How could we be patient if we had no troubles to bear? How could our minds have grown if there had been no need for inventions and discoveries and knowledge, in order to shield us from danger, to cure disease, to save us from evil in every form?
How soon might not our own powers become puny and stunted, if there were no "lions in our path," no difficulties, no dangers!
We see, then, that these natural evils are in some degree blessings in disguise; and while we know that it is the duty of every one of us to try to lessen evil and suffering as much as we can, it is cheering to know that the mere attempt to conquer evil produces good.
Consider obversely this observation of the great American
bard,
Mark Twain, in his masterful and underappreciated late-in-life
comedy,
Pudd'nhead Wilson:
Courage is resistance to fear, mastery of fear — not absence of fear. Except a creature be part coward, it is not a compliment to say it is brave; it is merely a loose misapplication of the word. Consider the flea!—incomparably the bravest of all the creatures of God, if ignorance of fear were courage. Whether you are asleep or awake he will attack you, caring nothing for the fact that in bulk and strength you are to him as are the massed armies of the earth to a sucking child; he lives both day and night and all days and nights in the very lap of peril and the immediate presence of death, and yet is no more afraid than is the man who walks the streets of a city that was threatened by an earthquake ten centuries before.

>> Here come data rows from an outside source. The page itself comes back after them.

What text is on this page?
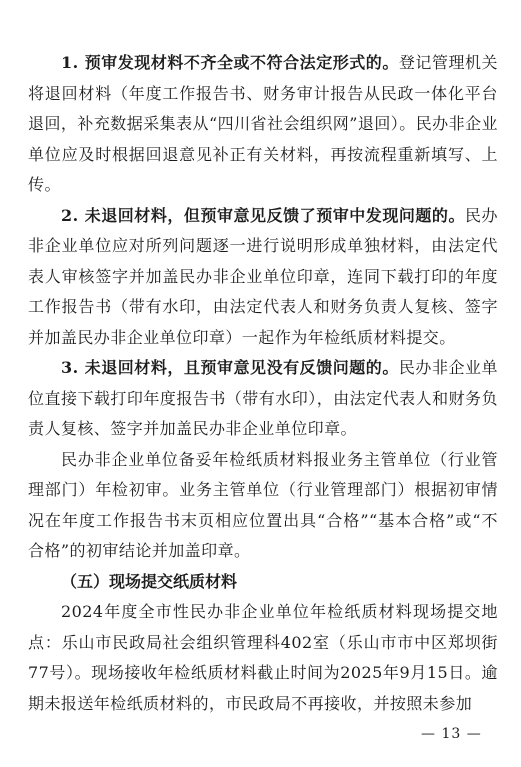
1. 预审发现材料不齐全或不符合法定形式的。登记管理机关将退回材料（年度工作报告书、财务审计报告从民政一体化平台退回，补充数据采集表从“四川省社会组织网”退回）。民办非企业单位应及时根据回退意见补正有关材料，再按流程重新填写、上传。

2. 未退回材料，但预审意见反馈了预审中发现问题的。民办非企业单位应对所列问题逐一进行说明形成单独材料，由法定代表人审核签字并加盖民办非企业单位印章，连同下载打印的年度工作报告书（带有水印，由法定代表人和财务负责人复核、签字并加盖民办非企业单位印章）一起作为年检纸质材料提交。

3. 未退回材料，且预审意见没有反馈问题的。民办非企业单位直接下载打印年度报告书（带有水印），由法定代表人和财务负责人复核、签字并加盖民办非企业单位印章。

民办非企业单位备妥年检纸质材料报业务主管单位（行业管理部门）年检初审。业务主管单位（行业管理部门）根据初审情况在年度工作报告书末页相应位置出具“合格”“基本合格”或“不合格”的初审结论并加盖印章。

（五）现场提交纸质材料

2024年度全市性民办非企业单位年检纸质材料现场提交地点：乐山市民政局社会组织管理科402室（乐山市市中区郑坝街77号）。现场接收年检纸质材料截止时间为2025年9月15日。逾期未报送年检纸质材料的，市民政局不再接收，并按照未参加

— 13 —
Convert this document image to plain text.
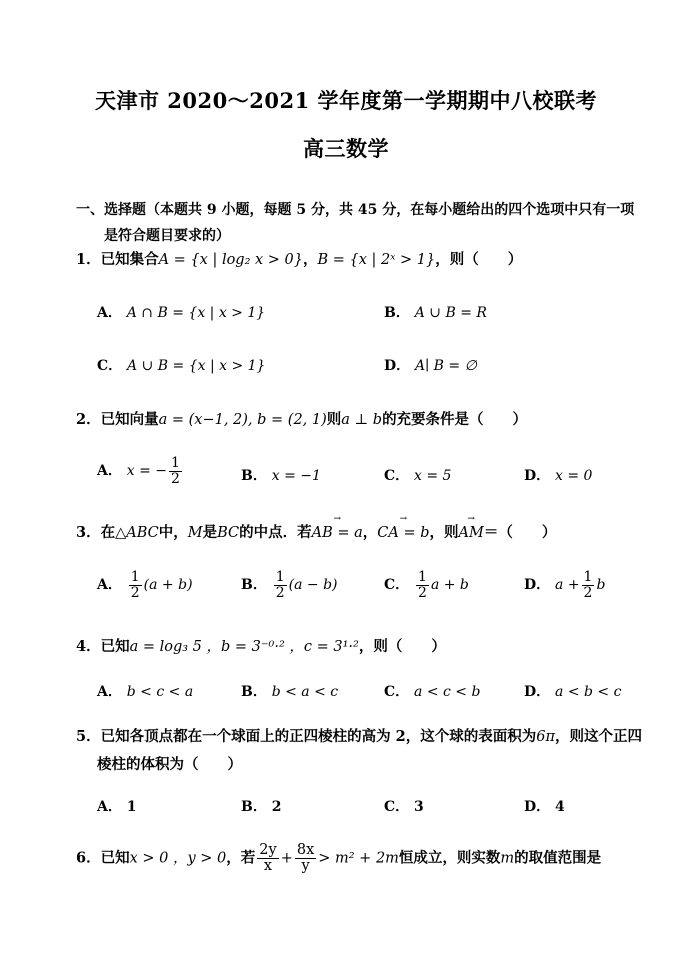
天津市 2020～2021 学年度第一学期期中八校联考
高三数学
一、选择题（本题共 9 小题，每题 5 分，共 45 分，在每小题给出的四个选项中只有一项
是符合题目要求的）
1．已知集合A = {x | log₂ x > 0}，B = {x | 2ˣ > 1}，则（　　）
A． A ∩ B = {x | x > 1}	B． A ∪ B = R
C． A ∪ B = {x | x > 1}	D． A∣ B = ∅
2．已知向量a = (x−1, 2), b = (2, 1)则a ⊥ b的充要条件是（　　）
A． x = − $\frac{1}{2}$	B． x = −1	C． x = 5	D． x = 0
3．在△ABC中，M是BC的中点．若→ AB = a，→ CA = b，则→ AM＝（　　）
A． $\frac{1}{2} (a + b)$	B． $\frac{1}{2} (a - b)$	C． $\frac{1}{2}$ a + b	D． $a + \frac{1}{2}$ b
4．已知a = log₃ 5 ，b = 3⁻⁰·² ，c = 3¹·²，则（　　）
A． b < c < a	B． b < a < c	C． a < c < b	D． a < b < c
5．已知各顶点都在一个球面上的正四棱柱的高为 2，这个球的表面积为6π，则这个正四
棱柱的体积为（　　）
A． 1	B． 2	C． 3	D． 4
6．已知x > 0 ，y > 0，若 $\frac{2y}{x} + \frac{8x}{y} > m^2 + 2m$恒成立，则实数m的取值范围是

Now, a flea is even smaller next to a kangaroo than next to a human; and is equally apt to bite that kangaroo -- which is not at all a sad kangaroo, for it has nothing to be sad about, and so no doleful experience against which to amplify its
fortitude. So, if these sentimentations be true, both Bray and Twain I mean, then what
consequence? What can this tell us towards meaning in our lives, and towards the characteristics of our
Creator (should we believe ourselves to be created beings, be that Creation
wholesale or
retail)?
Consider that an entity so powerful as to be responsible for the Creation of our Universe could, logically, have
no "experiential knowledge" of fear -- for what is it that it could be afraid of? There could in
answer, naturally, be nothing for it to fear. And, as Bray hints and Twain states plainly (as is his way), without fear it is simply impossible to know courage, nor even contentment!! Now, can you
imagine that? Leading your entire life and being able to experience not one single moment of bravery! Nor relief, nor even a mild surprise!? Can you imagine such as being the entire experience of a life that endures for
countless billions of years? The denial of such experience might drive even a super-powered Universe-building being to
madness!! And yet, can anything be more clear than that the chief mechanism by which an entity at that level of ability could
experience true fear, sadness, grief, and
regret (and so, all the positive contrary feelings, such as courage, happiness, relief, certainty) would be if, for a time it should surrender such
power, and instead became something capable of harboring the
feelings held by those less powerful than their surroundings and their
destiny?
Bibliography:
-- Bray, Caroline, in
Freelight, 1872, Volume I. Page 316
-- Bray, Caroline,
Elements of Morality, 1882. Page 131-32.
-- Twain, Mark,
Pudd'nhead Wilson, 1894, Chapter XII, page 155.